題目要求
Given four lists A, B, C, D of integer values, compute how many tuples`(i, j, k, l)`there are such that`A[i] + B[j] + C[k] + D[l]`is zero.
To make problem a bit easier, all A, B, C, D have same length of N where 0 ≤ N ≤ 500. All integers are in the range of -228to 228\- 1 and the result is guaranteed to be at most 2^31- 1.
**Example:**
**Input:**
A = [ 1, 2]
B = [-2,-1]
C = [-1, 2]
D = [ 0, 2]
**Output:**
2
**Explanation:**
The two tuples are:
1. (0, 0, 0, 1) -> A[0] + B[0] + C[0] + D[1] = 1 + (-2) + (-1) + 2 = 0
2. (1, 1, 0, 0) -> A[1] + B[1] + C[0] + D[0] = 2 + (-1) + (-1) + 0 = 0
現有四個等長且無序的整數數組,先要求從這四個數組中分別取一個數字,使得它們的和爲0,問這四個數組中共有多少滿足條件的數字集合。
思路和代碼
採用一些歸併排序的思路,假如我們將A,B中所有數字排列組合能夠構成的結果計算出來,再將C,D中所有數字的排列組合結果計算出來,則只需要針對AB中的值找到CD中是否有對應的負數存在即可。這裏除了要記錄數組元素的和,還要記錄該求和出現了幾次。代碼如下:
public int fourSumCount(int[] A, int[] B, int[] C, int[] D) {
if (A==null || A.length == 0) return 0;
Map<Integer, Integer> sumMapAB = new HashMap<>(A.length * B.length);
Map<Integer, Integer> sumMapCD = new HashMap<>(C.length * D.length);
for (int i = 0 ; i<A.length ; i++) {
for(int j = 0 ; j<B.length ; j++) {
sumMapAB.put(A[i] + B[j], sumMapAB.getOrDefault(A[i] + B[j], 0) + 1);
sumMapCD.put(C[i] + D[j], sumMapCD.getOrDefault(C[i] + D[j], 0) + 1);
}
}
int count = 0;
for (Integer key : sumMapAB.keySet()) {
if (sumMapCD.containsKey(-key)) {
count += sumMapAB.get(key) * sumMapCD.get(-key);
}
}
return count;
}
這裏可以空間複雜度進行優化,其實我們無序將CD的元素和也保存下來,只需要每次在計算C和D的元素和的時候直接去AB和中查找有無對應的負數即可。

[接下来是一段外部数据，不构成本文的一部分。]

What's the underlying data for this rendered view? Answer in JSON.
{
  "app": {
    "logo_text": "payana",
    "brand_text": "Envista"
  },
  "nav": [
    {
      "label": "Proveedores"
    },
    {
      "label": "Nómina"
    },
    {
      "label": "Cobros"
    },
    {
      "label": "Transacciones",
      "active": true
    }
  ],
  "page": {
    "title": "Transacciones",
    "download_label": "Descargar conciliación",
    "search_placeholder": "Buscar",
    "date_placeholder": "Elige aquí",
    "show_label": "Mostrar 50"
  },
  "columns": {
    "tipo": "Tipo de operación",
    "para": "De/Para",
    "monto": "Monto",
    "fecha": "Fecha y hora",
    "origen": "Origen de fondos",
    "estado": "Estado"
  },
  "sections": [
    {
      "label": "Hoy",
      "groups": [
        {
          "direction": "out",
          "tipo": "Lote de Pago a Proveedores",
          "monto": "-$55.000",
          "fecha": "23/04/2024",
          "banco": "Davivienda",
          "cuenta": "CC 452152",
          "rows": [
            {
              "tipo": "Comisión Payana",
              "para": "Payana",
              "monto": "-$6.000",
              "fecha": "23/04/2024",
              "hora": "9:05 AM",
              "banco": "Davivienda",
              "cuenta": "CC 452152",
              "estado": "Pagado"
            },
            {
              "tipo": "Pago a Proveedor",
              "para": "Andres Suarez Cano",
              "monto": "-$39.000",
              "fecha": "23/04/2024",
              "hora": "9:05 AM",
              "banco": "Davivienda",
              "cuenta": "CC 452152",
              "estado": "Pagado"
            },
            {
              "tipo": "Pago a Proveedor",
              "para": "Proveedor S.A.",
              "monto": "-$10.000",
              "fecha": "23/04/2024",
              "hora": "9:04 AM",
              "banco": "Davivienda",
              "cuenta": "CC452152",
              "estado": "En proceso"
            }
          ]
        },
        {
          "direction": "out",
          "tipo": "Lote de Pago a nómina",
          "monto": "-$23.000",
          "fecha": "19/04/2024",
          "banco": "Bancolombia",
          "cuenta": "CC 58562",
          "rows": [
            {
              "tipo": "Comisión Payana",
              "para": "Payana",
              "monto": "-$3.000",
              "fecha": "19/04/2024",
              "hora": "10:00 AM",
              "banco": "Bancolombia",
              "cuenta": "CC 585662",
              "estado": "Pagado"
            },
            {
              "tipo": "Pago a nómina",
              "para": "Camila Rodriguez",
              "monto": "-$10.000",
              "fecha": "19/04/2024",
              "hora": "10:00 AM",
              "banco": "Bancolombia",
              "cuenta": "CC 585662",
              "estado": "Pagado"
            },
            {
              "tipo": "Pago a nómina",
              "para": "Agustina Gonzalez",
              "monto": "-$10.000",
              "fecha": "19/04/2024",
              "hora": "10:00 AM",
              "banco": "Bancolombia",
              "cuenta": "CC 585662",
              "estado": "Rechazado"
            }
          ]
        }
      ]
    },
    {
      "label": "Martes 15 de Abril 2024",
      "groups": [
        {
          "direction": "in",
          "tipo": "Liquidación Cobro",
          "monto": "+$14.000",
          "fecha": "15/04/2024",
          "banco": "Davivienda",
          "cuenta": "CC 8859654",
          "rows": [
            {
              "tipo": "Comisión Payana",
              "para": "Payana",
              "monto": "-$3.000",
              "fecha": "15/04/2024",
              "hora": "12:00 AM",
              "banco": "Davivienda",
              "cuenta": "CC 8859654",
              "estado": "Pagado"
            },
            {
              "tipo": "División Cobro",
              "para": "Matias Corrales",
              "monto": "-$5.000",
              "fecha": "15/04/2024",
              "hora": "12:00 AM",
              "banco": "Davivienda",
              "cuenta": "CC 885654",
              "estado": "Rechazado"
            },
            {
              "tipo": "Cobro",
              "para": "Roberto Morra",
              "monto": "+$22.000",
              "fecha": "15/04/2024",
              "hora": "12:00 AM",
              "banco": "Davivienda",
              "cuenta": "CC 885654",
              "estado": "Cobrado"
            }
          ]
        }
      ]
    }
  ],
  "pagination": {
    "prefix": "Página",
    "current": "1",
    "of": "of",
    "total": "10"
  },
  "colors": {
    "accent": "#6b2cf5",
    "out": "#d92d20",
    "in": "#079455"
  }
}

public int fourSumCount2(int[] A, int[] B, int[] C, int[] D) {
if (A==null || A.length == 0) return 0;
Map<Integer, Integer> sumMapAB = new HashMap<>(A.length * B.length);
for (int i = 0 ; i<A.length ; i++) {
for(int j = 0 ; j<B.length ; j++) {
sumMapAB.merge(A[i] + B[j], 1, Integer::sum);
}
}
int count = 0;
for (int c : C) {
for (int d : D) {
count += sumMapAB.getOrDefault(-c-d, 0);
}
}
return count;
}